Dopo la prima sentenza d’appello, che aveva mandato tutti assolti, la Procura di Roma apre una seconda inchiesta e ricostruisce con precisione quello che è accaduto, grazie anche a una nuova perizia, confusa ma capace in ogni caso di connettere la morte di Stefano con le percosse ricevute. Nel comunicato di ieri, Pignatone e Musarò scrivono che Cucchi «fu colpito dai tre carabinieri che lo avevano arrestato con schiaffi, pugni e calci» e le botte «provocaronoi una rovinosa caduta con impatto al suolo in regione sacrale» che «unitamente alla condotta omissiva dei sanitari che avevano in cura Cucchi presso la struttura protetta dell’ospedale Sandro Pertini, ne determinavano la morte».

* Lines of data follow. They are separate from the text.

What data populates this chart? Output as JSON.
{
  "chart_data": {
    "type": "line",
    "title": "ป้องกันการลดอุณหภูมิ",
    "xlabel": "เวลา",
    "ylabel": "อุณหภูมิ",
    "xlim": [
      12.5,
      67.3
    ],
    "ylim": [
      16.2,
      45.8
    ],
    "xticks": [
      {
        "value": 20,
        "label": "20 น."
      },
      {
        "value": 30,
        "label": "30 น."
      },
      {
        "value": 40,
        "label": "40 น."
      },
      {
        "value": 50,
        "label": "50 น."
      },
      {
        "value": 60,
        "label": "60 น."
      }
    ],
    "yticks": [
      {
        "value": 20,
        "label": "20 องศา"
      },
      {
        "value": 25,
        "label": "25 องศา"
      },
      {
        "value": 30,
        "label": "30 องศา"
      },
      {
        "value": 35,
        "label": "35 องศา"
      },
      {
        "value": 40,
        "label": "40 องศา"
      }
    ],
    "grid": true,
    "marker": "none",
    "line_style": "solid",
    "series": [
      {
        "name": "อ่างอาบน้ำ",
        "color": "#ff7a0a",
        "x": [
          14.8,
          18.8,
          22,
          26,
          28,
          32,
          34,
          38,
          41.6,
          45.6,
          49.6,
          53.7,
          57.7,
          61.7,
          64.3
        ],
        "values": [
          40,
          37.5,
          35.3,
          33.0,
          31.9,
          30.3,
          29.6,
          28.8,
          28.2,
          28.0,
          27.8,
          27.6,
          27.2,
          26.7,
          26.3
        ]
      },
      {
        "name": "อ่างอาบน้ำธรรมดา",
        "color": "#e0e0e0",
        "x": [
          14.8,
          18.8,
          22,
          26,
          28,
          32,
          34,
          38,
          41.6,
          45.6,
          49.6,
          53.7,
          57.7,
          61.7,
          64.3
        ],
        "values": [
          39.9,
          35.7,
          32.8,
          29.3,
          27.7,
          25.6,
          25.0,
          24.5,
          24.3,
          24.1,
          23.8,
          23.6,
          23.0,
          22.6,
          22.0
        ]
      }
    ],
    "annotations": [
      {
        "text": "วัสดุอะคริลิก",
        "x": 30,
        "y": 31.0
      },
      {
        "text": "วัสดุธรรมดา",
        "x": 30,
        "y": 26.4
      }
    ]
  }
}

• La «rovinosa caduta»... Non è un po’ poco per tutti quei danni?
Il nostro bravo collega Carlo Bonini ha pubblicato un libro l’anno scorso sul caso (Il corpo del reato, Feltrinelli) e la racconta in modo più realistico. Portato alla stazione dei carabinieri Casilino, dove stava il macchinario necessario alla fotosegnalazione, Cucchi fu fatto sedere su una sedia e qui avvenne qualcosa, o i carabinieri lo provocarono o Cucchi provocò i carabinieri, fatto sta che lo presero e lo fecero volare giù per le scale. Ci sono intercettazioni e in una di queste uno dei tre militi, dopo aver apostrofato Cucchi dell’appellativo di «drugat’e mmerda», aggiunge: non gliene avevamo mai date così tante a un arrestato...
• Segno che in quella caserma le botte erano la norma.
Pignatone e Musarò hanno cambiato il capo d’imputazione: non più le lesioni personali aggravate, che sarebbero andate presto in prescrizione, ma l’omicidio. E invece della falsa testimonianza, la calunnia. Aspettiamo il quarto processo per sapere se, questa volta, la verità verrà accertata.